Unicode

Tags: text-processing comp-sci

Unicode is the universal character encoding scheme with a code space divided into [see page 17, 17 planes]. The first 127 code points of unicode are the same as ascii, meaning any valid ASCII files are valid unicode files as well.

Design Principles

it has 10 [see page 5, design principles].

Principle	Statement
[see page 6, Universality]	Encodes a single set of chars for all characters for worldwide use.
[see page 7, Efficiency]	Allow efficient implementations (no shift state).
[see page 8, Chars, not Glyphs]	Unicode encodes characters not glyphs.
[see page 10, Semantics]	Character property tables are provided for use in parsing and sorting.
[see page 10, Plain Text]	Is a pure sequence of character codes, styling must be supplied separately.
[see page 11, Logical Order]	Order of stored text matches the order of keyboard input. Display order may be different.
[see page 11, Unification]	Avoid duplication of the same character across languages (eg. punctuation/fullstop).
[see page 12, Dynamic Composition]	Separate codes (eg. base characters and accents) can be composed.
[see page 12, Stability]	Certain parts of the spec are guaranteed stable between versions for comparability.
[see page 12, Convertability]	Can convert chars between unicode and other competing standards (eg. ASCII).

Encoding Model

The encoding model for unicode consists of:

An abstract character repertoire. The comprehensive list of characters in the standard.
Their mapping to integers (code points). An abstract character is assigned to a code point and is then treated as an encoded character.
Their encoding forms. I.E. the sequence of bytes (serialisation) stored in the file?

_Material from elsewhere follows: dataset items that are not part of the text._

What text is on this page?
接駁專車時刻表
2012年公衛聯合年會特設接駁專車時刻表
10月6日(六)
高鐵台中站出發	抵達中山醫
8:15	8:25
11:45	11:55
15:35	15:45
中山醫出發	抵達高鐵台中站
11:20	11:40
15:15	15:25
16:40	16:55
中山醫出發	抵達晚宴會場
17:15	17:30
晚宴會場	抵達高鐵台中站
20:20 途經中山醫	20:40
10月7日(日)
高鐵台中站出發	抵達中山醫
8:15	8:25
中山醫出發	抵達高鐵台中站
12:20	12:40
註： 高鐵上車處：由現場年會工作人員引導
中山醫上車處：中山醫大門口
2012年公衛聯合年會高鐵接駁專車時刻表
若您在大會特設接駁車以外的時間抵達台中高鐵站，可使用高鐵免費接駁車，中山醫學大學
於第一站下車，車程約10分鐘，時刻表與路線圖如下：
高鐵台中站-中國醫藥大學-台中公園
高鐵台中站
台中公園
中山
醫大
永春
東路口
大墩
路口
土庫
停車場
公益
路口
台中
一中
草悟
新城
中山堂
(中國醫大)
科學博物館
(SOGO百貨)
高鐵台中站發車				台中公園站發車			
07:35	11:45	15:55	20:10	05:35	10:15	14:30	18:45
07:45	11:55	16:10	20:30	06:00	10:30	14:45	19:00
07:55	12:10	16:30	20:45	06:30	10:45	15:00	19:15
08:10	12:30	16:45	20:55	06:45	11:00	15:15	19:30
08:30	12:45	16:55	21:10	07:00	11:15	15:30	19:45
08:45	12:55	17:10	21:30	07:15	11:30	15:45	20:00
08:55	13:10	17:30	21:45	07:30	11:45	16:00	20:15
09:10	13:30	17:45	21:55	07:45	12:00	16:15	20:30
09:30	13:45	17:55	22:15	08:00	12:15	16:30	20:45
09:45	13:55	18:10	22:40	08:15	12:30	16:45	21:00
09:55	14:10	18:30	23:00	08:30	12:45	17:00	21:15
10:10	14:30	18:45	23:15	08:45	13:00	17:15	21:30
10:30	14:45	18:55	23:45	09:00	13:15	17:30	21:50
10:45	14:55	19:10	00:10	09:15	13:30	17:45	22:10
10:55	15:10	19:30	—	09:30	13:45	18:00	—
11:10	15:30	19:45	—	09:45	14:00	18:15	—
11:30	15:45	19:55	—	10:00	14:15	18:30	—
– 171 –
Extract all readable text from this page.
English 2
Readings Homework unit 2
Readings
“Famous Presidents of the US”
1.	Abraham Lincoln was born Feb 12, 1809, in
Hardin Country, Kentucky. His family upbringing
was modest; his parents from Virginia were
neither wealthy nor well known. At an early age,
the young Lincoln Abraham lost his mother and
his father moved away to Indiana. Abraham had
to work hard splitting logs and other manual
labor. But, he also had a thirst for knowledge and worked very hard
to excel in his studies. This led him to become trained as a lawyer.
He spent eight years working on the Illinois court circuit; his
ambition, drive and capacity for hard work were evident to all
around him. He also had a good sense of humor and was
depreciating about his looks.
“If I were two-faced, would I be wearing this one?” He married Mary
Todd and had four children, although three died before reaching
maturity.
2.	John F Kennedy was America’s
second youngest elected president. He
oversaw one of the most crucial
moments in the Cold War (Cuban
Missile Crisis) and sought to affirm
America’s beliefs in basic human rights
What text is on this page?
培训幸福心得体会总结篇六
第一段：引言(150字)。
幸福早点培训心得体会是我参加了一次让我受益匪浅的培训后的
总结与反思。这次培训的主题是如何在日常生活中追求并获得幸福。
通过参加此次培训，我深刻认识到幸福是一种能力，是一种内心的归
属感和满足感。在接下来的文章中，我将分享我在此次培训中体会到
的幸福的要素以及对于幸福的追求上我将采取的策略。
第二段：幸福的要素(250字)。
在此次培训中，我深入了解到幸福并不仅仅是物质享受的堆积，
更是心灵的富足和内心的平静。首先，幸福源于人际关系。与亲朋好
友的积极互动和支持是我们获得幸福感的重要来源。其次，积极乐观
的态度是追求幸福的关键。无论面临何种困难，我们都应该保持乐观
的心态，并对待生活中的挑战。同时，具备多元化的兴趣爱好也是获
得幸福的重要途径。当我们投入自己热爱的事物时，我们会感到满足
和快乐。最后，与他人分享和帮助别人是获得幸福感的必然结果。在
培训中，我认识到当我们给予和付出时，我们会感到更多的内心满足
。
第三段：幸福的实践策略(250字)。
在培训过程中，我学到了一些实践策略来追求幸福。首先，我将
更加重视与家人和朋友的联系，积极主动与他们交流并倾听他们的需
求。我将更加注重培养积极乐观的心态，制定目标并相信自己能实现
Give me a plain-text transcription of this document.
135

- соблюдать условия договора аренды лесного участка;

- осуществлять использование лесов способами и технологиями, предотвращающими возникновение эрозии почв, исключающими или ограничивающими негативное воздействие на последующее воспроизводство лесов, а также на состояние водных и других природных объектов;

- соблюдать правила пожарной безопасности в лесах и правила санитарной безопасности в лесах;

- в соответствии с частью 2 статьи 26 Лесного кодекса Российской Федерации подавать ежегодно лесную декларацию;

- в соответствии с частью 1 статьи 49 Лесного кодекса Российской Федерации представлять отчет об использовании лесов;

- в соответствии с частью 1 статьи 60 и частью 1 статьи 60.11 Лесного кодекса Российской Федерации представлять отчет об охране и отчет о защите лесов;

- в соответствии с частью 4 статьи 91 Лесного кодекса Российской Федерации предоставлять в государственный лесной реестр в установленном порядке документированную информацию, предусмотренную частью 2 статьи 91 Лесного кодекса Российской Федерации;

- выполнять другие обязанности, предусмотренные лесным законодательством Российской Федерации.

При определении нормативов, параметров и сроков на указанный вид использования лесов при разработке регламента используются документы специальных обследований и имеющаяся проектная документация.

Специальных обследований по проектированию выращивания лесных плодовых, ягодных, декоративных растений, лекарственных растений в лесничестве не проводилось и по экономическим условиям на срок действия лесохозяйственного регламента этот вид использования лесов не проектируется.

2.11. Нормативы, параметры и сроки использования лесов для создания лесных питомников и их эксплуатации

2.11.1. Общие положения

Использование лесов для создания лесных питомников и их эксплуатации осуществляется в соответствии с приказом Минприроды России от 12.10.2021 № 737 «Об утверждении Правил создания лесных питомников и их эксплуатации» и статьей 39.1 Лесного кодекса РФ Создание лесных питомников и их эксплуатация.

After defining a mapping from characters to integers, we further [see page 21, define]:

- **Character Encoding Form** - a mapping from a set of integers to a set of sequences of code units of specified width (e.g. 8-bit bytes). - **Character Encoding Scheme** - a mapping from a set of sequences of code units to a serialized sequence of bytes

For [see page 26, utf-8] upto 4 bytes can be used (depending on the first few bits of the sequence) to represent all unicode code points.

Surrogate Pairs

Unicode also supports the concept of [see page 24, surrogate pairs] to allow custom code-points. Two 16 bit values in the surrogate pair are represented as a single character with:

The first value in the pair being the high surrogate
The last value in the pair being the low surrogate

Pairs are defined the range \(U+D800\) to \(U+DFFF\), causing 2048 codes to not be assignable by unicode.